While family business research has already consolidated as a field of study, accounting research to date seems to have been rather slow to pick up on the distinctive characteristics of family firms, and their implications for accounting and reporting practices.
In a recent article forthcoming on the European Accounting Review (Accounting Research in Family Firms: Theoretical and Empirical Challenges), Annalisa Prencipe and Sasson Bar-Yosef (Department of Accounting) together with Henri Dekker (VU University Amsterdam) offer a useful review of the recent literature on accounting issues in family firms and provide guidelines to researchers who intend to focus on such area, in the attempt to accelerate and support the research in the field.
The article highlights theoretical and empirical challenges that accounting scholars need to consider when addressing issues related to accounting and reporting in family firms. These challenges include the selection and potential mixing of appropriate theoretical frameworks, and complications in defining operationally what family firms are.
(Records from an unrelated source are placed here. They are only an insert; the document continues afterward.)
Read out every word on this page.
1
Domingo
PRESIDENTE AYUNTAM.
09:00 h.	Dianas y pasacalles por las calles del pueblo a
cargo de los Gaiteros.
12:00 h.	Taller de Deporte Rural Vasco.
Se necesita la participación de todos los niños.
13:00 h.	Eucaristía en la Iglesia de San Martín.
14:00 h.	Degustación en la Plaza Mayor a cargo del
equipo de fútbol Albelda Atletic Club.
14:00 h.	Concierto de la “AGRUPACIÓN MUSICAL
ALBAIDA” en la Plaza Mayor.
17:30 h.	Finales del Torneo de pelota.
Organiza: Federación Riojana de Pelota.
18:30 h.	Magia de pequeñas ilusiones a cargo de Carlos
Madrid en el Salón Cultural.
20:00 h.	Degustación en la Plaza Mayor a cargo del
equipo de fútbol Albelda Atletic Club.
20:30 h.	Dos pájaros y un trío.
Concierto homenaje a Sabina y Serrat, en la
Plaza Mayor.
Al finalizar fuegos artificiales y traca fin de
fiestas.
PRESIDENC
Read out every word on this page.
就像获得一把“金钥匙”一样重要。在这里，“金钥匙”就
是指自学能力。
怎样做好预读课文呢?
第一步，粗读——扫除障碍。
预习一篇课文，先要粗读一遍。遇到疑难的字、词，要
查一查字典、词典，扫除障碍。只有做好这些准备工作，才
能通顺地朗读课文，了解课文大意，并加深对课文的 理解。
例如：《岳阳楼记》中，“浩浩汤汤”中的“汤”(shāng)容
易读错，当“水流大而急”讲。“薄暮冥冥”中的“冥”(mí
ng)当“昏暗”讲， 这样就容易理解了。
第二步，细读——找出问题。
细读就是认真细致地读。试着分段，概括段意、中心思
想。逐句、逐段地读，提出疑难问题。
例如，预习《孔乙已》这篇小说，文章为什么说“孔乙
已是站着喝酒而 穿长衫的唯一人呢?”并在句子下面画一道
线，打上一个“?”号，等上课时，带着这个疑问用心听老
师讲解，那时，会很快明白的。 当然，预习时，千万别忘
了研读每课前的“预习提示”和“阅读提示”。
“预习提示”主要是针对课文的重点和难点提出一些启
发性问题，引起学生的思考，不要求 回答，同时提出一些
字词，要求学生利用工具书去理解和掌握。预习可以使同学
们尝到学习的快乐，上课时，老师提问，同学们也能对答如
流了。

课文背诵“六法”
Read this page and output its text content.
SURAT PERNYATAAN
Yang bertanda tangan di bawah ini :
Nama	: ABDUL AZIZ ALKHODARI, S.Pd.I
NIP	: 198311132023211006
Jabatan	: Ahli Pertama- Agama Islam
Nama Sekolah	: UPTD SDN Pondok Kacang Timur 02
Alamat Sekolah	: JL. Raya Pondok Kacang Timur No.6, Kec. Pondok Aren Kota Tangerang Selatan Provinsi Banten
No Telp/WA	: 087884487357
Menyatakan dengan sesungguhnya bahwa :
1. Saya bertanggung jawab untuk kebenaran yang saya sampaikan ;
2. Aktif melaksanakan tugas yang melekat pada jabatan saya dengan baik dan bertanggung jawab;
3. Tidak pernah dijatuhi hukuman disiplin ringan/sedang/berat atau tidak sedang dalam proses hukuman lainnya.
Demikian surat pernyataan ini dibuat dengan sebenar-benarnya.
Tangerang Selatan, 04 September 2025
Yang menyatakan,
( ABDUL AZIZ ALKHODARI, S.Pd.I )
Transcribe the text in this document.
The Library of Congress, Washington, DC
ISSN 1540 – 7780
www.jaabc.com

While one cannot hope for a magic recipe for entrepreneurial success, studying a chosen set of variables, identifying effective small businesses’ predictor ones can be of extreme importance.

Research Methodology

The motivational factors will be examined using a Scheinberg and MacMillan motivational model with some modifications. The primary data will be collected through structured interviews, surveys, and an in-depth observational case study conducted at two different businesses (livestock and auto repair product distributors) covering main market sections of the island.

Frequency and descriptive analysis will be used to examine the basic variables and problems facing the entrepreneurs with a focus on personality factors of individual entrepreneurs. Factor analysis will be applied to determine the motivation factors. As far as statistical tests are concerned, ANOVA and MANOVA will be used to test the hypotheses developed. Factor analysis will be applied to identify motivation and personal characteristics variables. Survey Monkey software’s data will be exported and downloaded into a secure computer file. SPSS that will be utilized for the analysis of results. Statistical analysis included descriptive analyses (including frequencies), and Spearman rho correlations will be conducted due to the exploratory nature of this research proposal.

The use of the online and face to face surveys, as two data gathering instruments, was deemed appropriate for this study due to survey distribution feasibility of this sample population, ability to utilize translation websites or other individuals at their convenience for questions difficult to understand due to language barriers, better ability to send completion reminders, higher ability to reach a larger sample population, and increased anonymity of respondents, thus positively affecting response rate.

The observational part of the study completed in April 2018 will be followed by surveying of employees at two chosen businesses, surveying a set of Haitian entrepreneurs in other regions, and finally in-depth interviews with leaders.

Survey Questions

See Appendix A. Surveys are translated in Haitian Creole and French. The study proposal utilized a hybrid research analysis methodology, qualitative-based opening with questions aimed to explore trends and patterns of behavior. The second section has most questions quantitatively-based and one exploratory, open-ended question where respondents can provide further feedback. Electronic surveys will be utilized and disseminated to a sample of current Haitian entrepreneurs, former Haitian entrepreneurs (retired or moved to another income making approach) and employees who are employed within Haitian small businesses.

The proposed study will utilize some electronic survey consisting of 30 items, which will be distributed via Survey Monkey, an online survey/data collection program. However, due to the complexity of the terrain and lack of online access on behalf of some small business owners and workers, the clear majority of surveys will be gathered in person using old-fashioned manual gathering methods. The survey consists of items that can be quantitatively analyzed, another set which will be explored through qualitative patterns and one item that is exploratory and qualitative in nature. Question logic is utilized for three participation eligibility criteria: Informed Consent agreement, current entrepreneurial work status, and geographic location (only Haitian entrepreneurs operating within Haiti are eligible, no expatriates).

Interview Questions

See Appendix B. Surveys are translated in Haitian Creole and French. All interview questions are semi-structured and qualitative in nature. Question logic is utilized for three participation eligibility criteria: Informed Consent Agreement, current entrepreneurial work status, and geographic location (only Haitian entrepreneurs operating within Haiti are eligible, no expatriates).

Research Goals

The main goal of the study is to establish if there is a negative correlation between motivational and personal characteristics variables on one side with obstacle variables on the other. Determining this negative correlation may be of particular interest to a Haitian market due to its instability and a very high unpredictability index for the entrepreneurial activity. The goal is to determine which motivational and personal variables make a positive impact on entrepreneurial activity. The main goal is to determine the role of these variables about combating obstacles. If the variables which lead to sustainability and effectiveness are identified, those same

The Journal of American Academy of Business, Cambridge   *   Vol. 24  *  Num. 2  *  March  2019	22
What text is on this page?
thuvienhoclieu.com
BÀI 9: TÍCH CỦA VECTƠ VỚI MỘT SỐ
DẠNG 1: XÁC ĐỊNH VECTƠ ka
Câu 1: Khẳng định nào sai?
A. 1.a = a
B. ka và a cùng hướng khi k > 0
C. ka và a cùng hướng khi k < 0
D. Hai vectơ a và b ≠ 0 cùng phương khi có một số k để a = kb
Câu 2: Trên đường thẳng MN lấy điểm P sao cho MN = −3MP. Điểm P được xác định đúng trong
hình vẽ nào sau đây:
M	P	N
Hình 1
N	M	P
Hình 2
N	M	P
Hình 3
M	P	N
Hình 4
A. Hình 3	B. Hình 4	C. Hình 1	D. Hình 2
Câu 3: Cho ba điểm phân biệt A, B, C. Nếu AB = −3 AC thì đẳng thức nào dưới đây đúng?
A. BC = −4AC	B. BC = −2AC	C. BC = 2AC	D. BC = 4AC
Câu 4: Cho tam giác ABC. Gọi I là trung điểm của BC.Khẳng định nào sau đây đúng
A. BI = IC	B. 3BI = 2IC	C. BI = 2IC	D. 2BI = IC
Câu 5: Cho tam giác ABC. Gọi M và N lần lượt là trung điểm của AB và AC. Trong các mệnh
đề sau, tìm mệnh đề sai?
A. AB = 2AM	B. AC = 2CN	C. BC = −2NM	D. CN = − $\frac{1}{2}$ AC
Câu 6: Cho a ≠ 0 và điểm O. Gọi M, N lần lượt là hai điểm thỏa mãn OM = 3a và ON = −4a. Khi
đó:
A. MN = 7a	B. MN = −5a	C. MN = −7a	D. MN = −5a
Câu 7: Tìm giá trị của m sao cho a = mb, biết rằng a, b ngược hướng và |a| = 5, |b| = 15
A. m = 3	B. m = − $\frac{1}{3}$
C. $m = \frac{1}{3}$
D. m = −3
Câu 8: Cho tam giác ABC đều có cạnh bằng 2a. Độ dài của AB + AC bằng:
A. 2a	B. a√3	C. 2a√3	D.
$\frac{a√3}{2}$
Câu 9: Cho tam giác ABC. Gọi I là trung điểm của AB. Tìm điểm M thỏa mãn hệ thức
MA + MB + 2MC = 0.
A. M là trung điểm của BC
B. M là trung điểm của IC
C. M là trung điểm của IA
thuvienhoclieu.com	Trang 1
In short, family firms are characterized by different features compared to non-family firms, since there is a strong interaction between family and business life, so that noneconomic factors (such as, for example, emotional attachment) play a dominant role. These peculiar features make the choice of the right theoretical framework to adopt a difficult one, given that different frameworks tend to give prominence to one or more of these features. The agency theory is still the dominant framework in accounting research, and only very few articles have used alternative theories. The authors suggest that adopting and combining different perspectives (e.g. Agency, Socioemotional Wealth, Resource-based, Stewardship) can generate new and more interesting contributions.
Empirically, the main problem comes from the definition itself of family firms. Many authors have chosen the so-called "involvement approach" (i.e. focusing on the family's power to direct goals, strategies and actions), but this has given rise to rather simplistic classifications. The operational definitions have been, moreover, quite heterogeneous. Consistency is therefore lacking in the literature and the authors suggest that it should be properly addressed.
The article also provides a 'state of the art' of studies in financial accounting, management accounting and auditing, identifying which issues in relation to family firms have been addressed in the research, and which theories, research methods and types of data have been used in these studies. The Authors conclude by providing directions for future research that can advance our understanding of accounting and reporting in family firms.